Wednesday, May 11, 2005

Al Qaeda's Last Stand?

Captain Ed wonders if Iraq will be Al Qaeda's last stand:

Today's Washington Times analyzes the fighting in Operation Marador and asserts that Iraq has transformed itself into al-Qaeda's last stand -- which was one of the objectives of the Bush administration:

The war in Iraq is increasingly looking more like a showdown with Osama bin Laden's al Qaeda followers than a battle primarily against Saddam Hussein loyalists.
The shift is making the fight a focal point of the U.S. global war against Islamic terrorists and one that might dictate whether the U.S. wins or loses, said a senior official and an outside expert.

"If they fail in Iraq, Osama and his whole crew are finished," said retired Air Force Lt. Gen. Tom McInerney, a military author and analyst.

The changing dynamic was highlighted this week when the U.S. military launched a major offensive in western Iraq, primarily against foreign jihadists who crossed the border with Syria to join the al Qaeda network in Iraq led by Abu Musab Zarqawi. In a troubling sign, U.S. officers said Zarqawi's terrorists seemed well-trained and well-equipped.

The U.S. offensive, code named Operation Matador, entered its third day yesterday in the dusty border towns west of Baghdad near Syria. The command said three Marines and more than 100 enemy fighters have been killed.

"In the Muslim world and extremist world, this fight for Iraq is their key battle," said Gen. McInerney. "If they lose it, they lose the war. And so the imams are inciting young people, not particular well-educated, to head to Iraq. Most are going through Syria via Damascus.

"This is why Iraq is such a fundamental part of the global war on terrorism. When we finally defeat Muslim extremists, it will be the battle in Iraq that defeats them."

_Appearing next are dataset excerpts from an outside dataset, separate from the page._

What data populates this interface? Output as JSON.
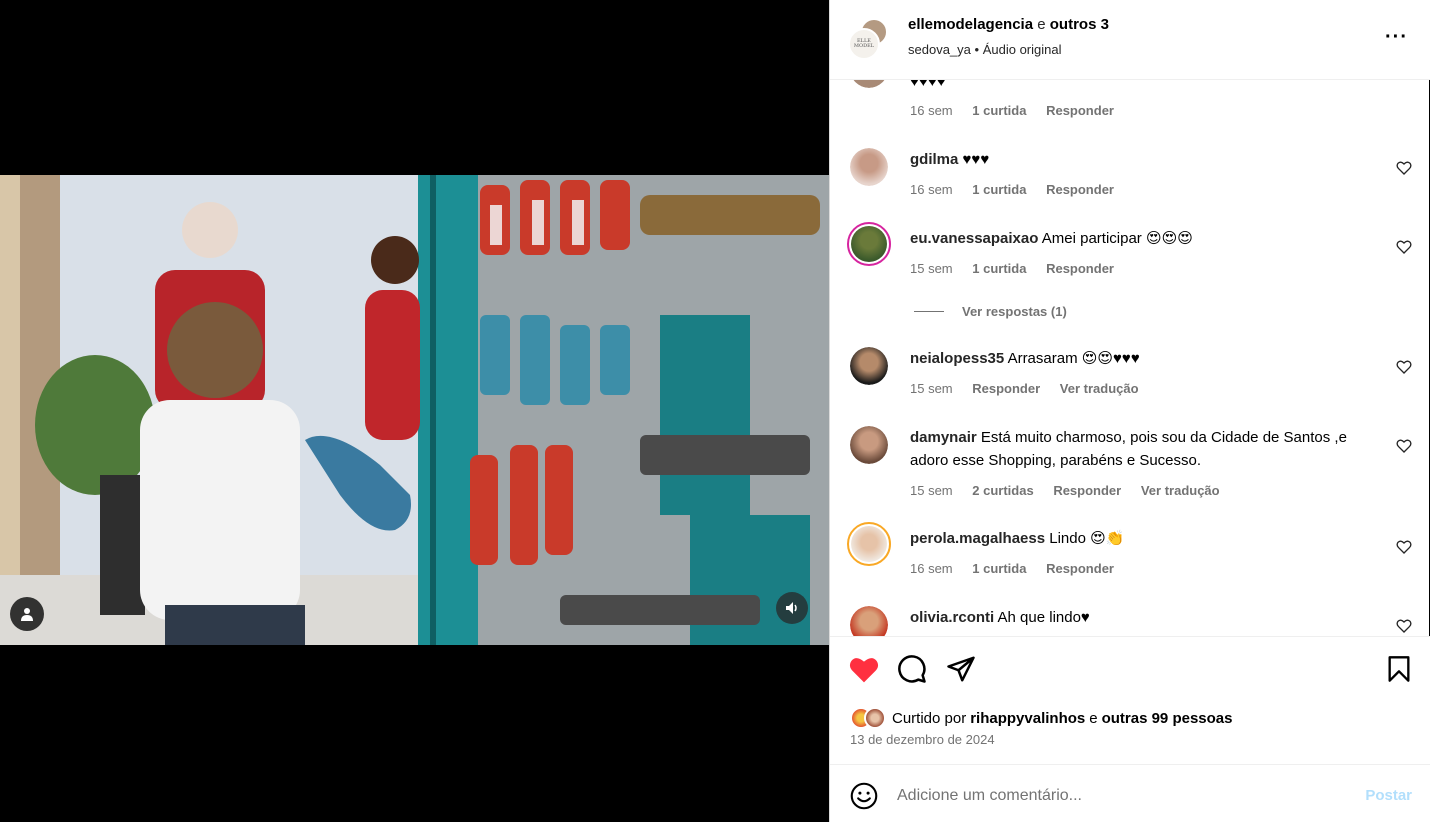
{
  "header": {
    "author": "ellemodelagencia",
    "joiner": "e",
    "others": "outros 3",
    "audio_user": "sedova_ya",
    "bullet": "•",
    "audio_label": "Áudio original",
    "avatar_logo_text": "ELLE MODEL"
  },
  "comments": [
    {
      "id": "partial",
      "user": "",
      "text": "♥♥♥♥",
      "time": "16 sem",
      "likes": "1 curtida",
      "reply": "Responder"
    },
    {
      "id": "gdilma",
      "user": "gdilma",
      "text": "♥♥♥",
      "time": "16 sem",
      "likes": "1 curtida",
      "reply": "Responder"
    },
    {
      "id": "vanessa",
      "user": "eu.vanessapaixao",
      "text": "Amei participar 😍😍😍",
      "time": "15 sem",
      "likes": "1 curtida",
      "reply": "Responder",
      "view_replies": "Ver respostas (1)"
    },
    {
      "id": "neia",
      "user": "neialopess35",
      "text": "Arrasaram 😍😍♥♥♥",
      "time": "15 sem",
      "reply": "Responder",
      "translate": "Ver tradução"
    },
    {
      "id": "damy",
      "user": "damynair",
      "text": "Está muito charmoso, pois sou da Cidade de Santos ,e adoro esse Shopping, parabéns e Sucesso.",
      "time": "15 sem",
      "likes": "2 curtidas",
      "reply": "Responder",
      "translate": "Ver tradução"
    },
    {
      "id": "perola",
      "user": "perola.magalhaess",
      "text": "Lindo 😍👏",
      "time": "16 sem",
      "likes": "1 curtida",
      "reply": "Responder"
    },
    {
      "id": "olivia",
      "user": "olivia.rconti",
      "text": "Ah que lindo♥"
    }
  ],
  "footer": {
    "liked_prefix": "Curtido por",
    "liked_user": "rihappyvalinhos",
    "liked_joiner": "e",
    "liked_others": "outras 99 pessoas",
    "date": "13 de dezembro de 2024",
    "comment_placeholder": "Adicione um comentário...",
    "post_label": "Postar"
  },
  "colors": {
    "like_red": "#ff3040",
    "post_disabled": "#b2dffc",
    "meta_gray": "#737373"
  },
  "icons": [
    "heart-icon",
    "comment-icon",
    "share-icon",
    "save-icon",
    "more-icon",
    "emoji-icon",
    "user-tag-icon",
    "volume-icon"
  ]
}
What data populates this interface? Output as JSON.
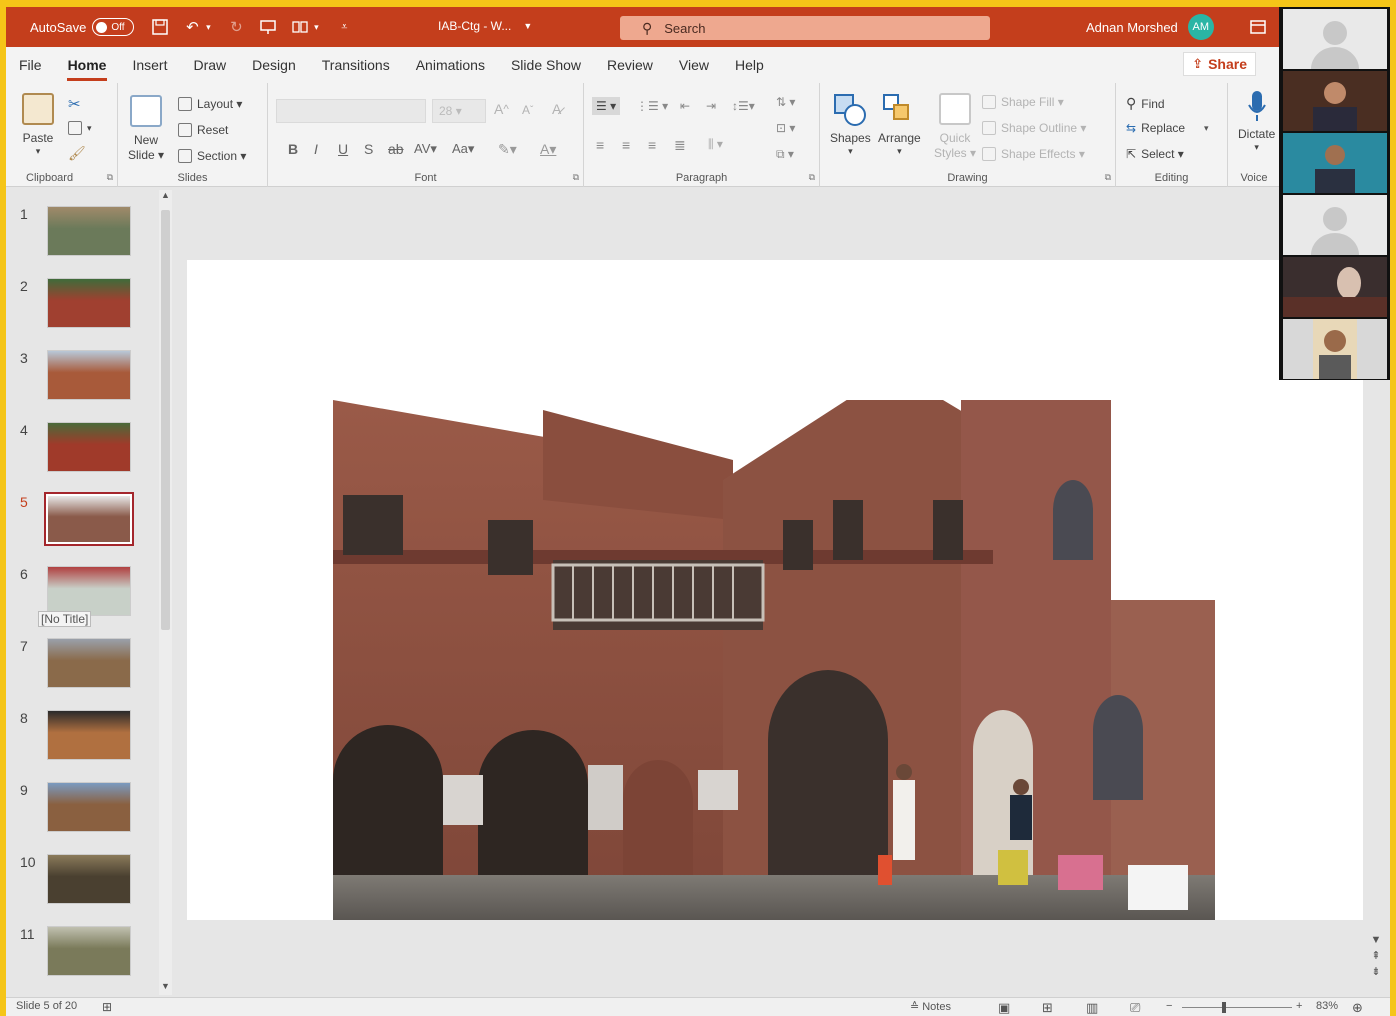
{
  "titlebar": {
    "autosave_label": "AutoSave",
    "autosave_state": "Off",
    "doc_title": "IAB-Ctg - W...",
    "search_placeholder": "Search",
    "user_name": "Adnan Morshed",
    "user_initials": "AM"
  },
  "tabs": [
    "File",
    "Home",
    "Insert",
    "Draw",
    "Design",
    "Transitions",
    "Animations",
    "Slide Show",
    "Review",
    "View",
    "Help"
  ],
  "active_tab": "Home",
  "share_label": "Share",
  "ribbon": {
    "clipboard": {
      "paste": "Paste",
      "group": "Clipboard"
    },
    "slides": {
      "new_slide_1": "New",
      "new_slide_2": "Slide",
      "layout": "Layout",
      "reset": "Reset",
      "section": "Section",
      "group": "Slides"
    },
    "font": {
      "size": "28",
      "group": "Font"
    },
    "paragraph": {
      "group": "Paragraph"
    },
    "drawing": {
      "shapes": "Shapes",
      "arrange": "Arrange",
      "quick_styles_1": "Quick",
      "quick_styles_2": "Styles",
      "shape_fill": "Shape Fill",
      "shape_outline": "Shape Outline",
      "shape_effects": "Shape Effects",
      "group": "Drawing"
    },
    "editing": {
      "find": "Find",
      "replace": "Replace",
      "select": "Select",
      "group": "Editing"
    },
    "voice": {
      "dictate": "Dictate",
      "group": "Voice"
    }
  },
  "slides": [
    {
      "num": "1",
      "colors": [
        "#6b7a5a",
        "#a08a6a"
      ]
    },
    {
      "num": "2",
      "colors": [
        "#a04030",
        "#3f6b3a"
      ]
    },
    {
      "num": "3",
      "colors": [
        "#a85a3a",
        "#b8c8d8"
      ]
    },
    {
      "num": "4",
      "colors": [
        "#a03a2a",
        "#4a6a3a"
      ]
    },
    {
      "num": "5",
      "colors": [
        "#8a5a4a",
        "#e8e8e8"
      ]
    },
    {
      "num": "6",
      "colors": [
        "#c8d0c8",
        "#b04040"
      ]
    },
    {
      "num": "7",
      "colors": [
        "#8a6a4a",
        "#9aa0aa"
      ]
    },
    {
      "num": "8",
      "colors": [
        "#b07040",
        "#2a2a2a"
      ]
    },
    {
      "num": "9",
      "colors": [
        "#8a6040",
        "#7a9ac0"
      ]
    },
    {
      "num": "10",
      "colors": [
        "#4a4030",
        "#8a7a5a"
      ]
    },
    {
      "num": "11",
      "colors": [
        "#7a7a5a",
        "#c0c0b0"
      ]
    }
  ],
  "selected_slide": "5",
  "hover_tooltip": "[No Title]",
  "status": {
    "slide_info": "Slide 5 of 20",
    "notes": "Notes",
    "zoom": "83%"
  },
  "colors": {
    "accent": "#c43e1c",
    "selected_thumb_border": "#a4262c",
    "frame": "#f5c518"
  }
}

Of course, this is exactly what was meant by the "flypaper" strategy. One of the most difficult issues with fighting an asymmetrical war is finding the enemy. They survive by hiding and seeking shelter from like-minded but officially neutral states. However, if one can find a way to draw them out, it becomes much easier to defeat them, especially if they can be pinned down by geography.

I certainly hope this is the case. Meanwhile, Belmont Club and Chester are keeping track of Operation Matador.